Several themes of the poem are clearly expressed in the different interviews Miron gave about this time of his life. Part of different interviews he gave will be highlighted below, in italics, along the description of the poem.

Gaston Miron self-described his work as similar in form to the American expressionism à la Jackson Pollock. By this, he meant that his poetry is often characterized by a succession of strong—and sometimes baffling—metaphors. "La marche à l'amour" is good example of this style.

His style has also often been characterized as espousing an "oral style" (for example, by the jury that honored him with the prix Quebec-Paris for L'homme rapaillé), although controversies abound about the exact extent of this orality (see the book "Miron ou la marche à l'amour" for some strong opposing views). What is certain, though, is that Miron integrated in his poems, notably in "La marche à l'amour", a few expressions of a popular range that he does not hesitate to use in a different context to create an effect. This can be illustrated here by the use of "délabre" (wretched) and "au bout du rouleau" (at the end of one's tether) in the verse "Je m'en vais en délabre au bout de mon rouleau" (literally, I go in wretched (conditions) at the end of my tether) (English translations by D.G.Jones, from Earth and Embers of Guernica Editions).

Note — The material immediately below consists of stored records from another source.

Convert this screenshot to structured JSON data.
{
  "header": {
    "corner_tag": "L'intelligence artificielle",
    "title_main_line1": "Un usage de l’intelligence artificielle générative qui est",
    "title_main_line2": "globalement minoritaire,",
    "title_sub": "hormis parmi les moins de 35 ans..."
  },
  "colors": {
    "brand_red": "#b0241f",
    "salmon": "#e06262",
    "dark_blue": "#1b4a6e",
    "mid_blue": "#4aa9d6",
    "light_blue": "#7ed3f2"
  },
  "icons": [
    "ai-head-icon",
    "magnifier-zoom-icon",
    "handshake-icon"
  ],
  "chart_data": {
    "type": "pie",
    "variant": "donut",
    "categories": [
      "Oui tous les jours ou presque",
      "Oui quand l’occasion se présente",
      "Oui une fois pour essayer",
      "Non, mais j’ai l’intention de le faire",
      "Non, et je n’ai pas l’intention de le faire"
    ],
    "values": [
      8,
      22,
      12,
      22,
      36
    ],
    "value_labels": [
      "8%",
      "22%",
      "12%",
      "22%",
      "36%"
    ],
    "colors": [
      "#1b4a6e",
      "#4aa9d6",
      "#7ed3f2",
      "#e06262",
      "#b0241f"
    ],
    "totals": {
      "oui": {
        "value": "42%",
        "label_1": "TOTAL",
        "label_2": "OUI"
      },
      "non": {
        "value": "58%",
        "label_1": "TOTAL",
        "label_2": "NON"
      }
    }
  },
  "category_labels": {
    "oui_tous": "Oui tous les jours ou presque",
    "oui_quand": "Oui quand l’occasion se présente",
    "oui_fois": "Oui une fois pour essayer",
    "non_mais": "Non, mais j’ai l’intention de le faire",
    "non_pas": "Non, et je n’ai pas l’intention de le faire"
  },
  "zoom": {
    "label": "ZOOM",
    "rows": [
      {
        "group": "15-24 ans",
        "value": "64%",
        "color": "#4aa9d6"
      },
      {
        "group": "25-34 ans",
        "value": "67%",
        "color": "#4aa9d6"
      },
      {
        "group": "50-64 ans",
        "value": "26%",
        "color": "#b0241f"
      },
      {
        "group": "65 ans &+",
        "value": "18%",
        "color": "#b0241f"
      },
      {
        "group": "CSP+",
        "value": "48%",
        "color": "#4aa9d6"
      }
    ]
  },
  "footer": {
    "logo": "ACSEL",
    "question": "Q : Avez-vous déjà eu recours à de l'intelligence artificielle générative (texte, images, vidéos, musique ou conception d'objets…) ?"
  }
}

This theme of the poem, to persist looking for love despite obstacles, is revealed at the end of the poem. Miron said that "(he) never renounced to the quest (to find love). I had deep dejection, but life is so strong that it always achieves to get back on top, like a "rooted" diving refusing to be uprooted. Like I said in "La marche à l'amour", I refuse tragedy, I refuse failure, and I say we must always yield a 101st chance to love: "j'ai du chiendent d'achigan plein l'âme". (Mais je n'ai jamais renoncé (à cette recherche). J'ai des accablements profonds, mais la vie est tellement forte, qu'elle reprend toujours le dessus, comme une plongée racineuse qui ne veut pas déraciner. Comme je le dis dans "La marche à l'amour", je refuse la tragédie, je refuse l'échec, et je dis qu'il faut toujours donner la 101e chance à l'amour: "j'ai du chiendent d'achigan plein l'âme").